In the dressing-room, her sensation of power which had sustained her early in the evening, utterly forsook Ellen. She wanted nothing so much as escape and to work hereafter, never upon her womanliness, but with her hands and head. She wanted nothing, nothing in common with these girls about her, re-rouging and re-arraying themselves to proceed "somewhere else" to-night with their men. But she had to go out to Lew Alban.

He was awaiting her by the entrance, where he eyed the girls bound elsewhere, eagerly and gigglingly, with their escorts. Lew had obtained much from Ellen Powell. Her dread of him, her resistance to him, her excitement with him had supplied him with a pleasurable stimulus which he never could have received from these eager girls. The look of her gray eyes questioning him, the feel of her slight, supple body and her little, persistent repulses of him kept him stirred, but he had proceeded with her as far as he could to-night.

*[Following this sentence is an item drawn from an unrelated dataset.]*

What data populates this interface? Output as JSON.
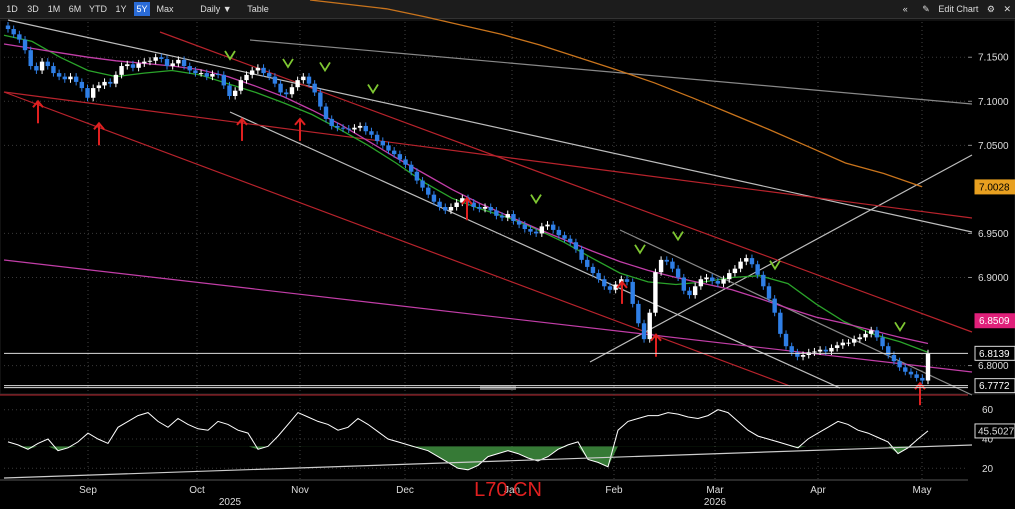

"No hurry," he had written her, after he had made his definite start with her. It would not be short and sudden, the obtaining of this girl. Indeed, he did not want her easily obtained. At any time he could pick up a girl to accompany him, eagerly and gigglingly, elsewhere. Accordingly, when Ellen rejoined him with a steadfast request to him to take her home, he surprised her by soon complying. On the way, he kissed her; but he took her home.

When she was applied again to the office tasks of her head and hands, Lew sauntered in with no apparent memory of the previous evening; and she tried to betray none. To Mr. Rountree and Jay, he volunteered his intention in regard to New York, much as he had imparted it to her last night.

"So I'll be located East," he concluded, coolly, shaking hands.

He left no doubt, as he parted from Mr. Rountree and Jay, that he felt no regrets over the distance he was to put between them. He shook hands also with Ellen, but his fingers admonished hers very differently.

"Have you ever seen New York?" he asked her, ignoring last night.

"Never," she repeated her reply.

"That's an answer you can change."

Jay said to Ellen, when they were left alone: "I wish I could see my brother-in-law liking Lew; or Lew, him. But I've had them together; they look upon each other like a pot of poison."

Ellen remained silent, though inwardly she seethed with her secret.

"Speaking of Mr. Armiston," she said, as though he had reminded her of the matter, "I might like it with him in New York, A little later," she qualified hastily.